Vor drei bis vier Jahren sei es unter den Briefmarkensammlern noch ein bisschen verpönt gewesen, Ansichtskarten zu sammeln. „Aber mittlerweile hat das einen festen Platz in der Philatelie“, sagt Dieter Schaile, Regionalvertreter Nord-Württemberg des Landesverbands Südwestdeutscher Briefmarkensammlervereine. Briefe seien schon immer Bestandteil dieses Hobbys gewesen, so Schaile. Auch bei ihm fing „als kloiner Kerle“ die Leidenschaft mit Briefmarken an. Im Heimatort seiner Frau, dem Remsecker Ortsteil Hochberg, kam die Begeisterung für Ansichtskarten hinzu. Gemeinsam mit der Gattin wurde dann über den Hochberger Karten gebrütet: Wer hat die geschrieben, wer und was ist darauf zu sehen? Mittlerweile stellt Schaile in Rang eins, „der Bundesliga der Philatelisten“, aus. Seine besonderen Karten, die von 1898 bis 1908 stammen, werden mit „Halte mich gegen das Licht“ beschrieben. Im Licht wechselt das Motiv zum Beispiel von einer Winter- zu einer Sommerlandschaft. Schaile: „Das sind die Vorvorvorgänger der Wackelkarte.“ Um Verwirrungen vorzubeugen: Bei der Vaihinger Ausstellung sind diese Karten nicht zu sehen.
Der Vaihinger Harry Goltz nutzt bei der Eröffnung am Donnerstagabend die Gelegenheit daran zu erinnern, dass es beim Vaihinger Bürger-Treff auch eine Briefmarkensammler-Gruppe gibt.

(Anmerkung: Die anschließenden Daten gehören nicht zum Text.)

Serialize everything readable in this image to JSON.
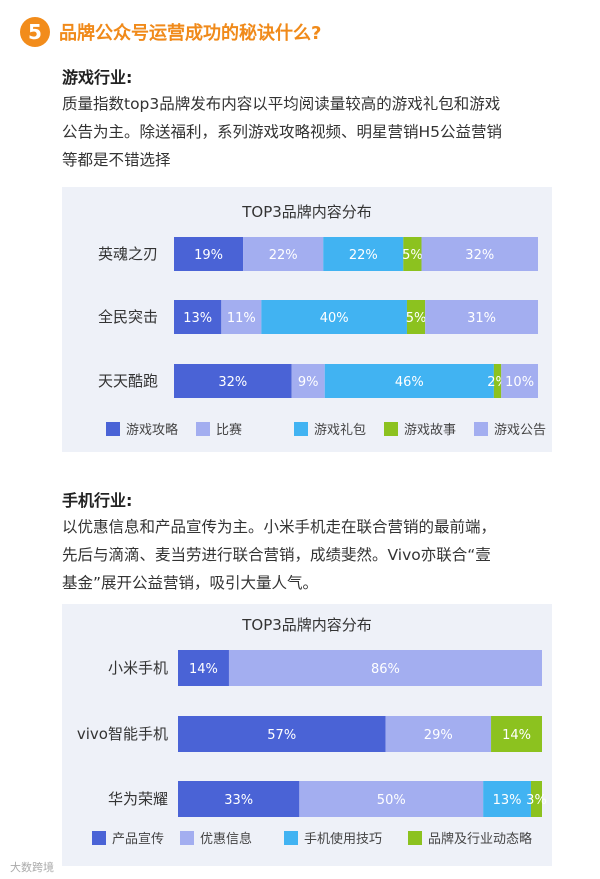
{
  "header": {
    "number": "5",
    "title": "品牌公众号运营成功的秘诀什么?"
  },
  "section1": {
    "title": "游戏行业:",
    "lines": [
      "质量指数top3品牌发布内容以平均阅读量较高的游戏礼包和游戏",
      "公告为主。除送福利，系列游戏攻略视频、明星营销H5公益营销",
      "等都是不错选择"
    ]
  },
  "section2": {
    "title": "手机行业:",
    "lines": [
      "以优惠信息和产品宣传为主。小米手机走在联合营销的最前端，",
      "先后与滴滴、麦当劳进行联合营销，成绩斐然。Vivo亦联合“壹",
      "基金”展开公益营销，吸引大量人气。"
    ]
  },
  "watermark": "大数跨境",
  "chart_data": [
    {
      "type": "bar",
      "orientation": "horizontal-stacked",
      "title": "TOP3品牌内容分布",
      "categories": [
        "英魂之刃",
        "全民突击",
        "天天酷跑"
      ],
      "series": [
        {
          "name": "游戏攻略",
          "color": "#4a63d6",
          "values": [
            19,
            13,
            32
          ]
        },
        {
          "name": "比赛",
          "color": "#a3aef0",
          "values": [
            22,
            11,
            9
          ]
        },
        {
          "name": "游戏礼包",
          "color": "#41b3f2",
          "values": [
            22,
            40,
            46
          ]
        },
        {
          "name": "游戏故事",
          "color": "#8cc21f",
          "values": [
            5,
            5,
            2
          ]
        },
        {
          "name": "游戏公告",
          "color": "#a3aef0",
          "values": [
            32,
            31,
            10
          ]
        }
      ],
      "legend": "bottom"
    },
    {
      "type": "bar",
      "orientation": "horizontal-stacked",
      "title": "TOP3品牌内容分布",
      "categories": [
        "小米手机",
        "vivo智能手机",
        "华为荣耀"
      ],
      "series": [
        {
          "name": "产品宣传",
          "color": "#4a63d6",
          "values": [
            14,
            57,
            33
          ]
        },
        {
          "name": "优惠信息",
          "color": "#a3aef0",
          "values": [
            86,
            29,
            50
          ]
        },
        {
          "name": "手机使用技巧",
          "color": "#41b3f2",
          "values": [
            0,
            0,
            13
          ]
        },
        {
          "name": "品牌及行业动态略",
          "color": "#8cc21f",
          "values": [
            0,
            14,
            3
          ]
        }
      ],
      "legend": "bottom"
    }
  ]
}
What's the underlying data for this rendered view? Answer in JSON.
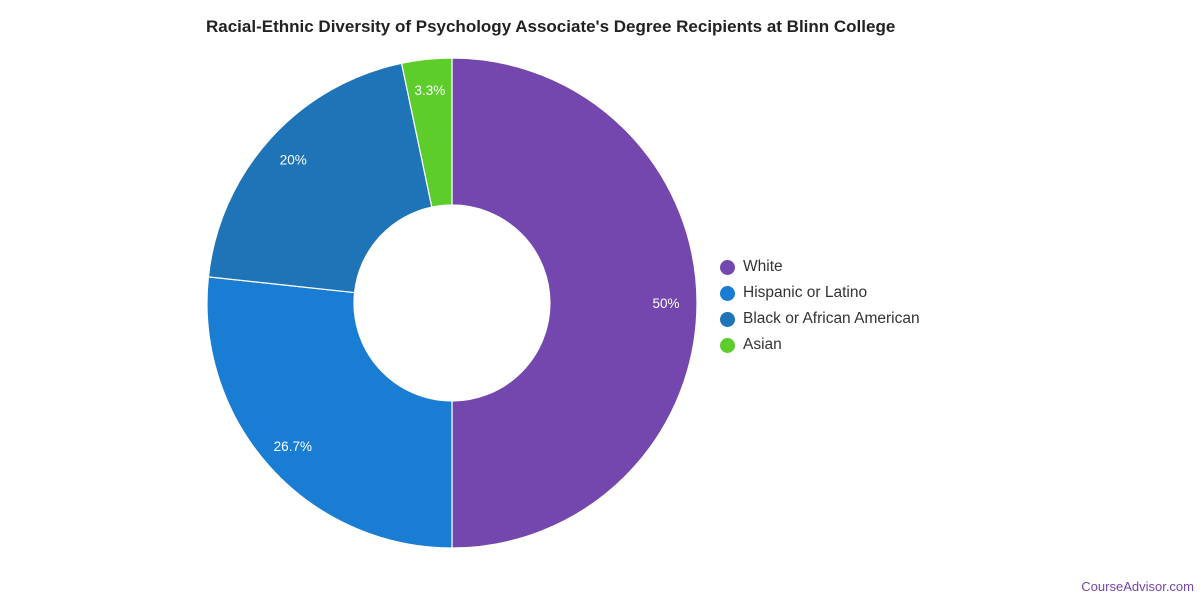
{
  "chart_data": {
    "type": "pie",
    "title": "Racial-Ethnic Diversity of Psychology Associate's Degree Recipients at Blinn College",
    "donut": true,
    "legend_position": "right",
    "slices": [
      {
        "label": "White",
        "value": 50,
        "display": "50%",
        "color": "#7447ae"
      },
      {
        "label": "Hispanic or Latino",
        "value": 26.7,
        "display": "26.7%",
        "color": "#1a7dd4"
      },
      {
        "label": "Black or African American",
        "value": 20,
        "display": "20%",
        "color": "#1f74b8"
      },
      {
        "label": "Asian",
        "value": 3.3,
        "display": "3.3%",
        "color": "#5ccd2b"
      }
    ]
  },
  "credit": "CourseAdvisor.com"
}
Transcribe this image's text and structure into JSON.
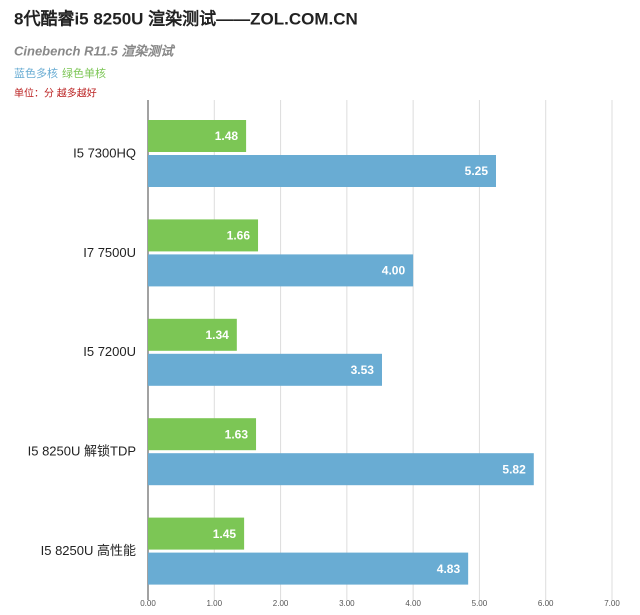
{
  "chart_data": {
    "type": "hbar",
    "title": "8代酷睿i5 8250U 渲染测试——ZOL.COM.CN",
    "subtitle": "Cinebench R11.5 渲染测试",
    "note": "单位：分 越多越好",
    "categories": [
      "I5 7300HQ",
      "I7 7500U",
      "I5 7200U",
      "I5 8250U 解锁TDP",
      "I5 8250U 高性能"
    ],
    "series": [
      {
        "name": "绿色单核",
        "color": "#7cc655",
        "values": [
          1.48,
          1.66,
          1.34,
          1.63,
          1.45
        ]
      },
      {
        "name": "蓝色多核",
        "color": "#69acd3",
        "values": [
          5.25,
          4,
          3.53,
          5.82,
          4.83
        ],
        "value_labels": [
          "5.25",
          "4.00",
          "3.53",
          "5.82",
          "4.83"
        ]
      }
    ],
    "xlim": [
      0,
      7
    ],
    "xticks": [
      {
        "value": 0,
        "label": "0.00"
      },
      {
        "value": 1,
        "label": "1.00"
      },
      {
        "value": 2,
        "label": "2.00"
      },
      {
        "value": 3,
        "label": "3.00"
      },
      {
        "value": 4,
        "label": "4.00"
      },
      {
        "value": 5,
        "label": "5.00"
      },
      {
        "value": 6,
        "label": "6.00"
      },
      {
        "value": 7,
        "label": "7.00"
      }
    ],
    "grid": true
  }
}
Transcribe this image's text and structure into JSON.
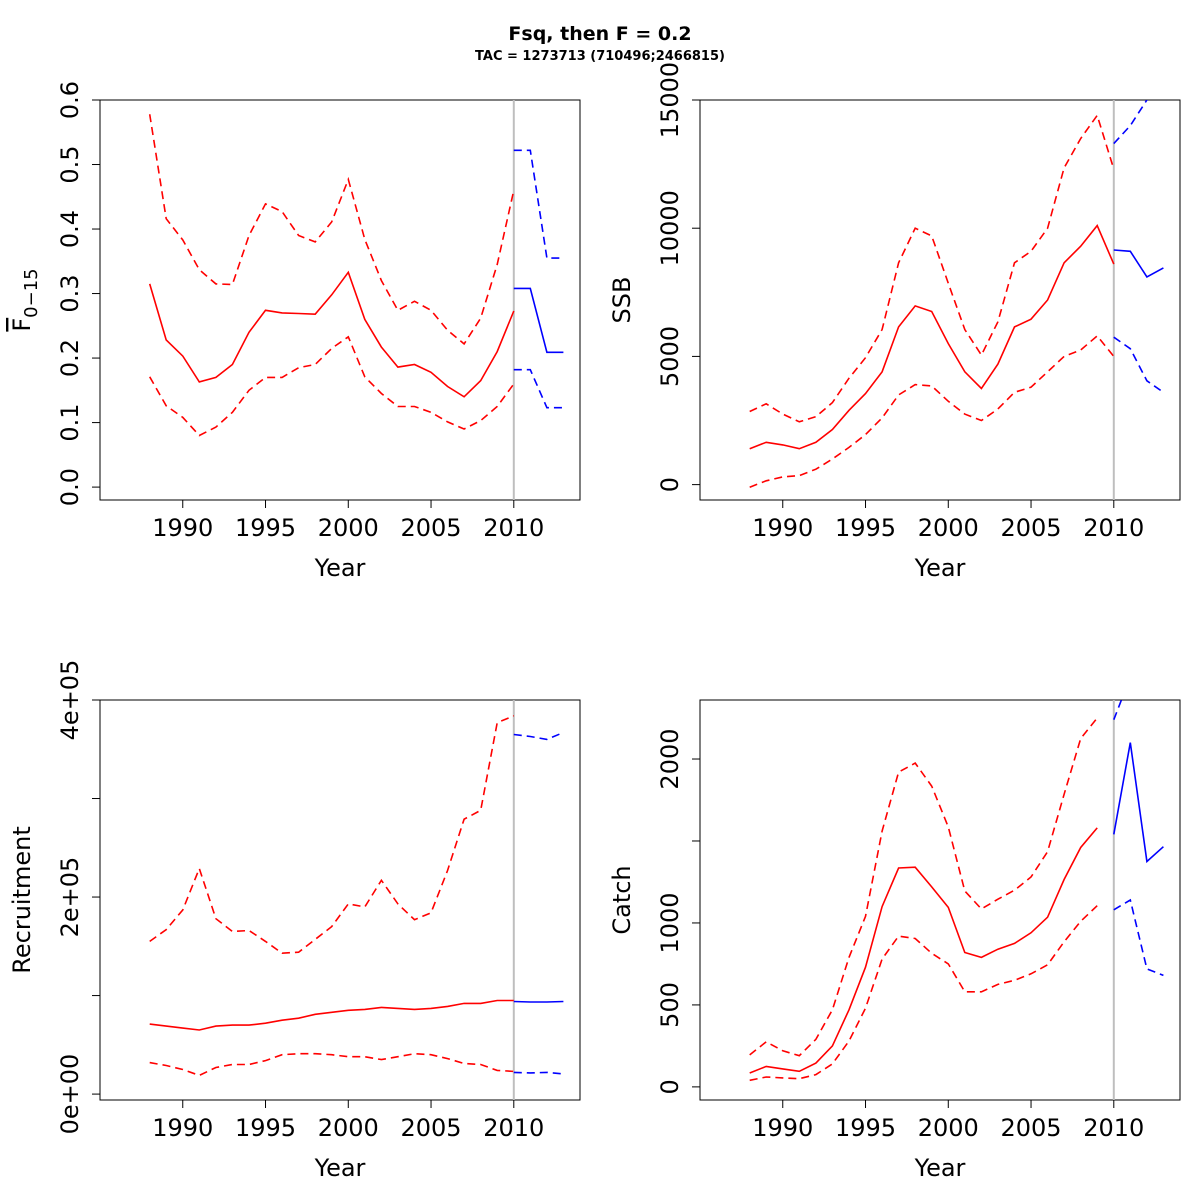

Vaihingens Oberbürgermeister Gerd Maisch hofft bei seiner Ansprache, dass der Stadtarchivar und seine Mitarbeiterin „von Besuchern überrannt werden“. Diese Hoffnung schien sich schon Freitagmorgens zu erfüllen. Von rund 70 Besuchern kann Lothar Behr gegen Mittag berichten. Und der Sonderdruck der ersten Vaihinger Briefmarke, die nur in der Ausstellung erhältlich ist, „ist beinahe ausverkauft“, so Behr. Einen Nachdruck der Briefmarke habe er schon angeregt.
Die Ausstellung „200 Jahre Post in Vaihingen“ wird vom 20. bis 29. Juli im Stadtarchiv Vaihingen, Spitalstraße 8, gezeigt. Geöffnet ist sie samstags und sonntags von 11 bis 16 Uhr, montags bis freitags 8.30 bis 12 Uhr sowie dienstags und donnerstags auch von 14 bis 18 Uhr. Der Eintritt ist frei.